8. Don’t just count packages, inspect contents
To manage and solve for data drift, you must understand the actual content as it flows through our infrastructure. Otherwise, you risk unannounced changes in data format or meaning. A significant change in data values might indicate a change in the real world that is interesting to the business—or it might mean undetected data drift polluting your downstream analysis.
An additional benefit of data introspection is that it allows you to identify personal or otherwise sensitive data transiting your infrastructure. Many industries and geographies have strict requirements for personal data storage, such as the EU’s GDPR and California’s CCPA and CPRA.
Continually monitoring incoming data for patterns helps companies comply by providing real-time detection and tracking of any personal data they are collecting and storing.
9. Take a DataOps approach to data movement
The DevOps sensibility of an agile workflow with tight linkages between those who design a system and those who run it is well-suited to data operations. Data pipelines must frequently change in a world with a continual evolution of data sources, consumption use cases, and data processing systems.
Traditional data integration systems date back to when the waterfall development methodology was king, and tools from that era tend to focus almost exclusively on the design-time problem. This is also true of the early big data ingest developer frameworks such as Apache Sqoop and Apache Flume. Fortunately, modern data flow tools provide an integrated development environment (IDE) for continual use through the evolving dataflow lifecycle. As modern dataflows continue to grow and become more complex, you must continually ensure that they function reliably and meet internal SLAs. This means adding tools that provide real-time visibility into the state of traffic flows with the ability to receive alerts and notifications, so you can act on issues that could violate contracts around data delivery, completeness, and integrity.
10. Engineer for complex design patterns
Not only have data pipelines become complex, but they now span a range of deployment alternatives. Industry surveys confirm that enterprises expect to deploy data across multiple clouds while retaining on-premises data operations. Since each deployment option has its advantages, it is a mistake to expect a single approach to work now and forever.

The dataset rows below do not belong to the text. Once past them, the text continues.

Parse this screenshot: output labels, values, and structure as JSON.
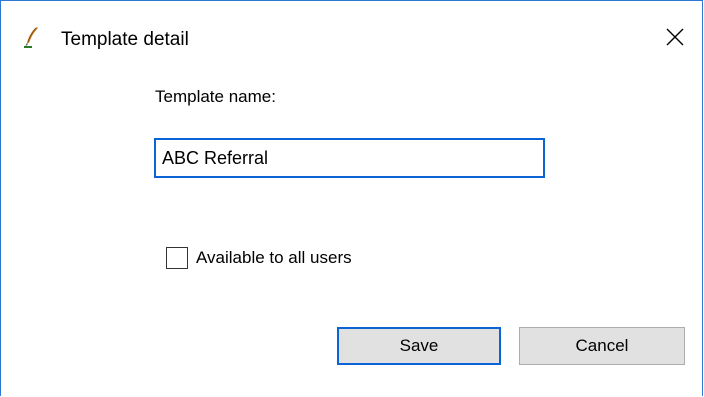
{
  "window": {
    "title": "Template detail",
    "app_icon": "quill-pen-icon",
    "close_icon": "close-icon",
    "close_glyph": "✕"
  },
  "form": {
    "template_name_label": "Template name:",
    "template_name_value": "ABC Referral",
    "available_label": "Available to all users",
    "available_checked": false
  },
  "buttons": {
    "save_label": "Save",
    "cancel_label": "Cancel"
  },
  "colors": {
    "accent": "#0a64d6",
    "window_border": "#2b79d5",
    "button_face": "#e1e1e1"
  }
}
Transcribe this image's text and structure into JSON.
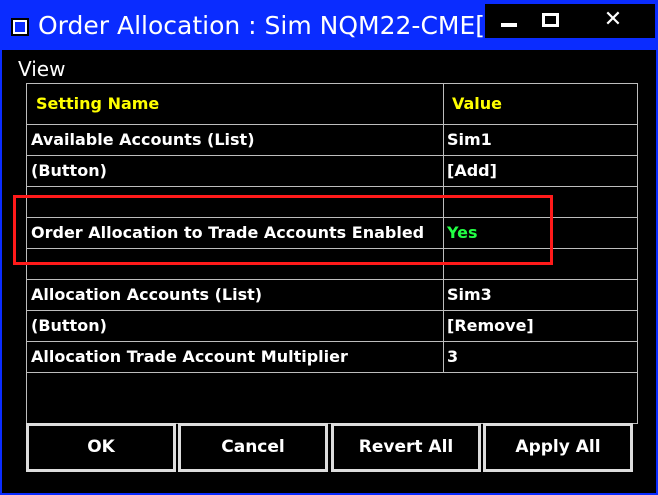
{
  "window": {
    "title": "Order Allocation : Sim NQM22-CME[...",
    "minimize_icon": "minimize-icon",
    "maximize_icon": "maximize-icon",
    "close_glyph": "✕"
  },
  "menu": {
    "view_label": "View"
  },
  "grid": {
    "header": {
      "name": "Setting Name",
      "value": "Value"
    },
    "rows": [
      {
        "name": "Available Accounts (List)",
        "value": "Sim1"
      },
      {
        "name": " (Button)",
        "value": "[Add]"
      },
      {
        "name": "",
        "value": ""
      },
      {
        "name": "Order Allocation to Trade Accounts Enabled",
        "value": "Yes"
      },
      {
        "name": "",
        "value": ""
      },
      {
        "name": "Allocation Accounts (List)",
        "value": "Sim3"
      },
      {
        "name": " (Button)",
        "value": "[Remove]"
      },
      {
        "name": "Allocation Trade Account Multiplier",
        "value": "3"
      }
    ]
  },
  "buttons": {
    "ok": "OK",
    "cancel": "Cancel",
    "revert_all": "Revert All",
    "apply_all": "Apply All"
  },
  "colors": {
    "titlebar": "#0a2cff",
    "header_text": "#ffff00",
    "yes_value": "#22ff44",
    "highlight": "#ff1a1a"
  }
}
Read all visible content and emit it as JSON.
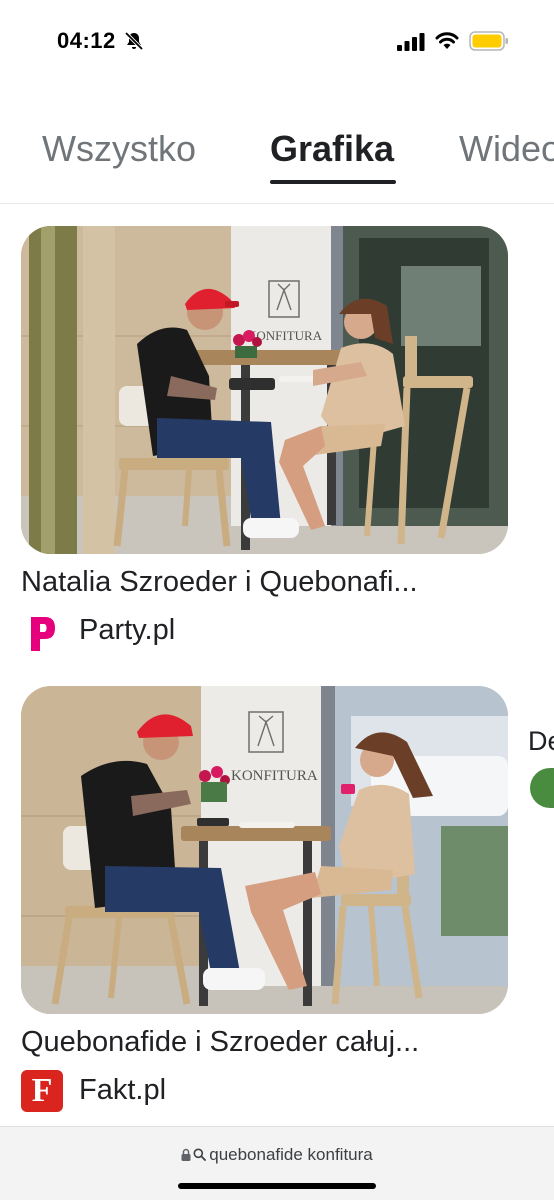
{
  "status_bar": {
    "time": "04:12"
  },
  "tabs": [
    {
      "label": "Wszystko"
    },
    {
      "label": "Grafika",
      "selected": true
    },
    {
      "label": "Wideo"
    }
  ],
  "results": [
    {
      "title": "Natalia Szroeder i Quebonafi...",
      "source": "Party.pl",
      "logo_letter": "p",
      "logo_color": "#e6007e",
      "sign_text": "KONFITURA"
    },
    {
      "title": "Quebonafide i Szroeder całuj...",
      "source": "Fakt.pl",
      "logo_letter": "F",
      "logo_color": "#d9251d",
      "sign_text": "KONFITURA"
    }
  ],
  "peek": {
    "label": "De"
  },
  "address_bar": {
    "query": "quebonafide konfitura"
  },
  "colors": {
    "accent": "#202124",
    "muted": "#70757a",
    "battery": "#ffcc00"
  }
}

Realistically, business requirements will dictate an enterprise architecture combining many.
Regardless of where you are in your journey, it is best to assume a world where you have data stored in many different environments. Building an architecture based on complete “workload portability” means you can move data to the point of analysis based on the best price and performance characteristics for the job and do so with minimal friction. Also, you should assume that the constellation that describes your multicloud will change over time as cloud offerings and your business needs evolve.